If you are new to lifting and want to start on the path to supplements, then this will make your life a lot easier!
In my last article, I wrote about the important role that Informed Sport play in all supplements for athletes and the reassurance given by a product having their stamp on it.
Another thing that is common on all pages relating to supplements is what and when to use them (It's something I get asked a lot!).
I will pass on all the knowledge of what I have learned from my years in the field and read about in scientific papers, and condense it into the following article. But first, the crux of everything you need to know about supplementation in any form for any goal.
You Need To Start With Your Diet!
Not many of you will want to hear this and a fair few of you will be going “well duh!”. However, it is how your diet is used that you may want to re-evaluate, before I introduce you to the 3phase system.
Before we get onto this system you have to make sure your diet is as good as you can get it.
Supplementation, by definition, is all about adding to your pre-existing diet to achieve your goal. Therefore if your diet is 90% there, then supplementation is right for you. If your diet is 100% then chances are you don’t need supplementation and you are very lucky!
If your nutrition is not on point, then look elsewhere before thinking about supplementation. I would recommend taking a look at Renaissance Periodisation.
So the 3phase system is nothing new, but it is present knowledge in an easy to understand format. You should place emphasis on each of the phases relevant to its impact to your health and not your goal.
Do not move onto the next phase until you have spent some time sorting out and getting used to the one you are currently on.
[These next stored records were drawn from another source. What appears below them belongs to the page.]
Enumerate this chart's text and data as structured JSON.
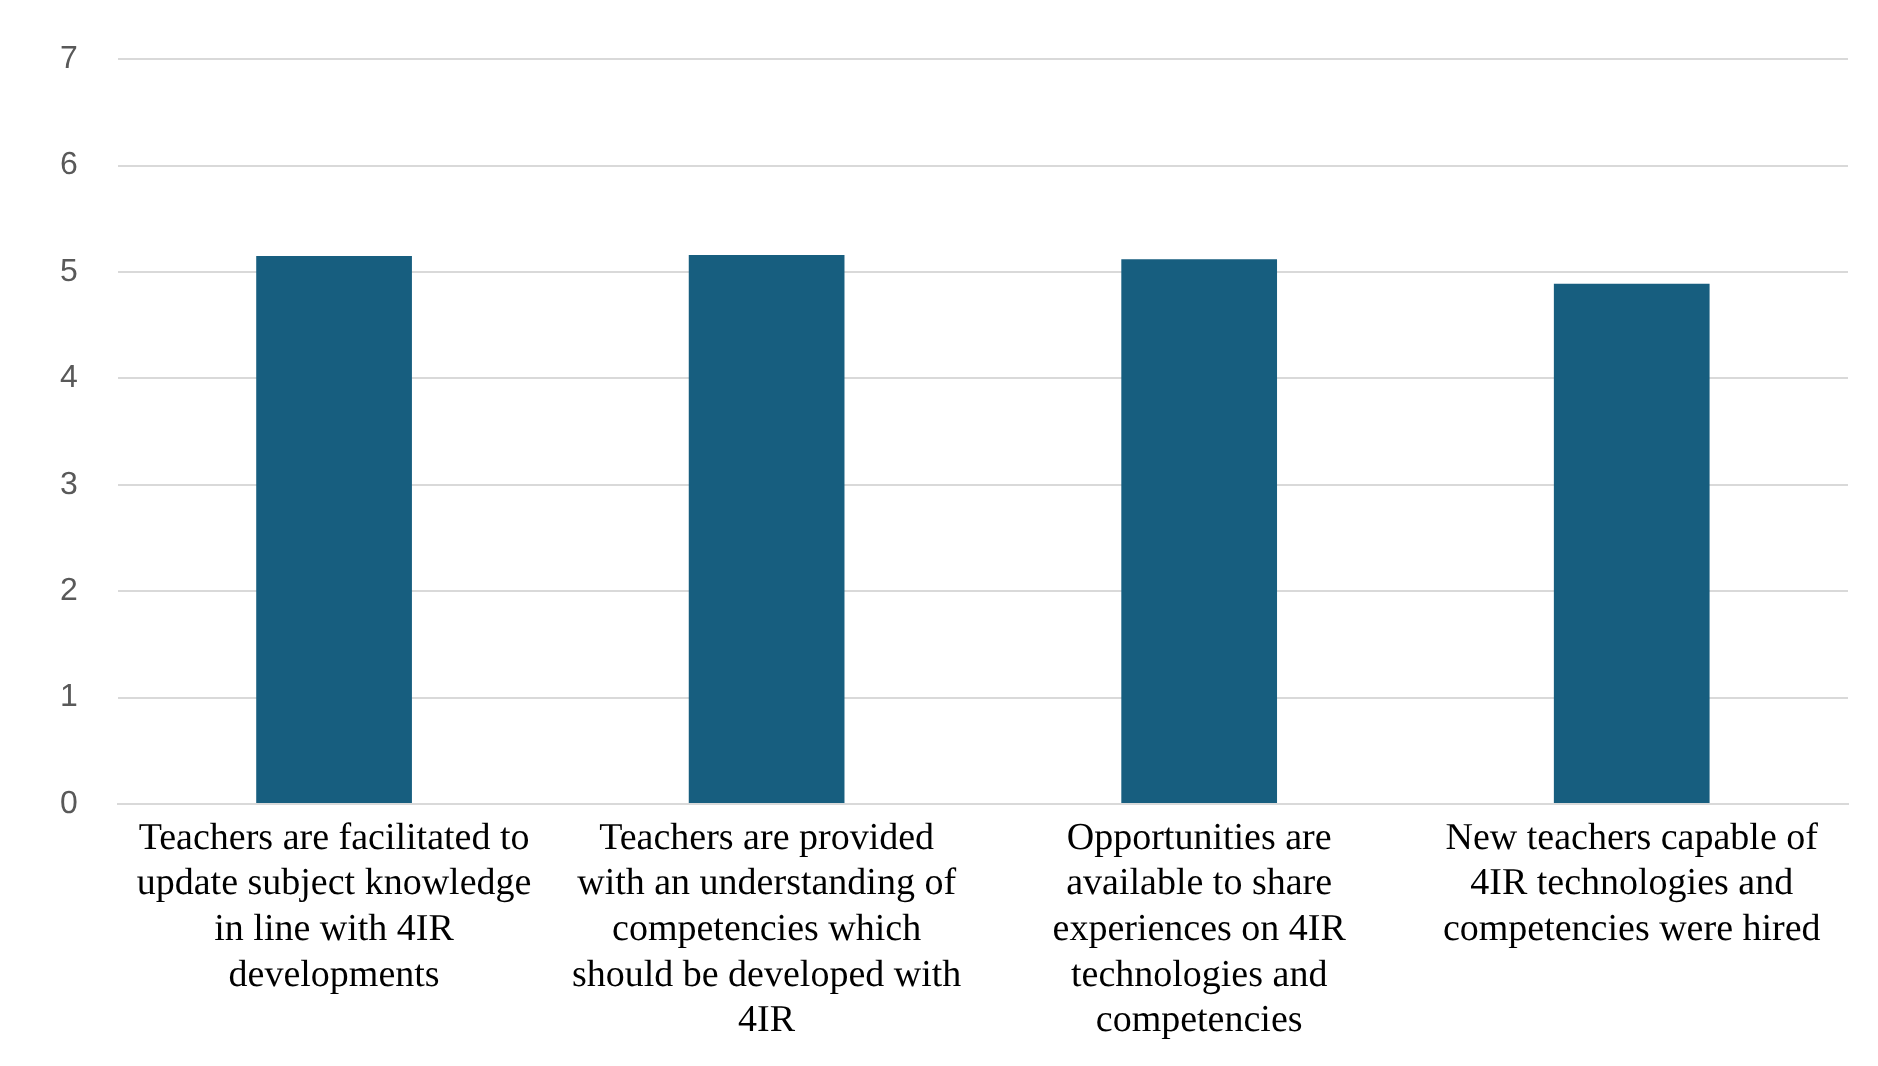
{
  "chart_data": {
    "type": "bar",
    "categories": [
      "Teachers are facilitated to update subject knowledge in line with 4IR developments",
      "Teachers are provided with an understanding of competencies which should be developed with 4IR",
      "Opportunities are available to share experiences on 4IR technologies and competencies",
      "New teachers capable of 4IR technologies and competencies were hired"
    ],
    "values": [
      5.15,
      5.16,
      5.12,
      4.89
    ],
    "color": "#175e7f",
    "ylim": [
      0,
      7
    ],
    "yticks": [
      0,
      1,
      2,
      3,
      4,
      5,
      6,
      7
    ],
    "grid": "y",
    "legend": false
  }
}
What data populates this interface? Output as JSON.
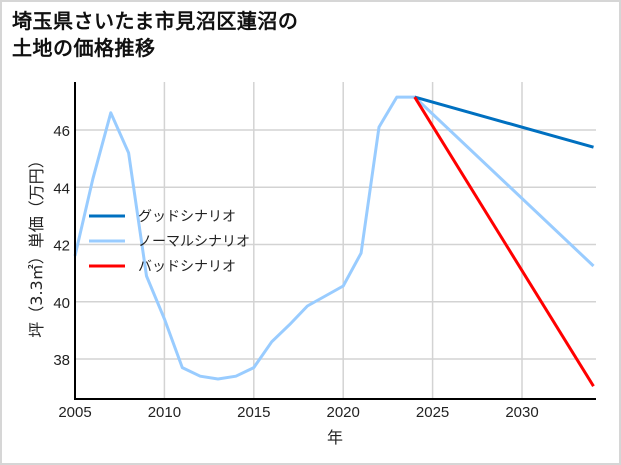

The figure below gives you an idea as to how you should prioritise it.
Figure 1: blue = 50% phase 1. Orange=30% phase 2. Grey =20% phase 3
Daily non-goal supplements (least impact to your goal, and most impact to your health). These should be things you generally need, e.g. multi-vitamins and fish oil. They should be things you take when you are not training just to help with your day-to-day function.
If you are working out to any extent and watching what you eat you will definitively need a minimum of these two. If you can get a multi-mineral supplement as well (or perhaps one included in your multi-vitamin tablet(s)) then all the better.
Daily goal supporting supplements (moderate impact to your goal and health). This is anything specific to helping keep your body healthy while working out, however they also can be taken on days off.
Examples are: Vitamin D, Magnesium and Vitamin B complex because these can be used during either muscle gain or fat loss. Included into this are then things like protein powder, Creatine or fat loss supplements. The reason this is phase 2 and not phase 1 is that you should not need these for your day to day life. However, if you job is to be an athlete then some of these could be in your phase 1.
Workout specific supplements (least impact to your health but most impact to your workout). You should only be taking these around your workout. Examples are: BCAA’s (Branch Chain Amino Acids), Glutamine, simple carb powders and anything elce you want to help with your workout.
I personally take a pre-workout to help with my energy levels around my training session.
Timing here is often discussed the most. I think “when should I take this pre, intra or post workout?” is one of the most Googled things in the fitness industry. The simple truth is, that this is up to you and your body.
Figure 2: within each of the sections in phase 1 this is the breakdown in relation to its effects on improving each area. Note that no area should be put at risk for another!
I find that pre-workout, and while I am working out, taking BCAA’s, simple carbs and glutamine is perfect for me. That way they are working in my body, helping me to recover, before I have even finished working out! This is because I have an issue with DOMS (Delayed Onset Muscle Soreness).
Take It All In
You cannot make anything work if you don’t take supplements into account of your daily calorie intake. Especially when you are talking about carbs and protein powders.
Figure3: taking it all in to your diet and not just bolting it on the side!
If you don’t include supplements in your calorie count or in your diet and simply bolt it on to the side, like a lot of people do, then you can see significant changes (more fat rather than muscle gain or less radical weight loss).
As I said at the beginning, none of this is new, so you shouldn’t be surprised or amazed by this. However, hopefully this should build upon your knowledge or at least re-affirm what you already know.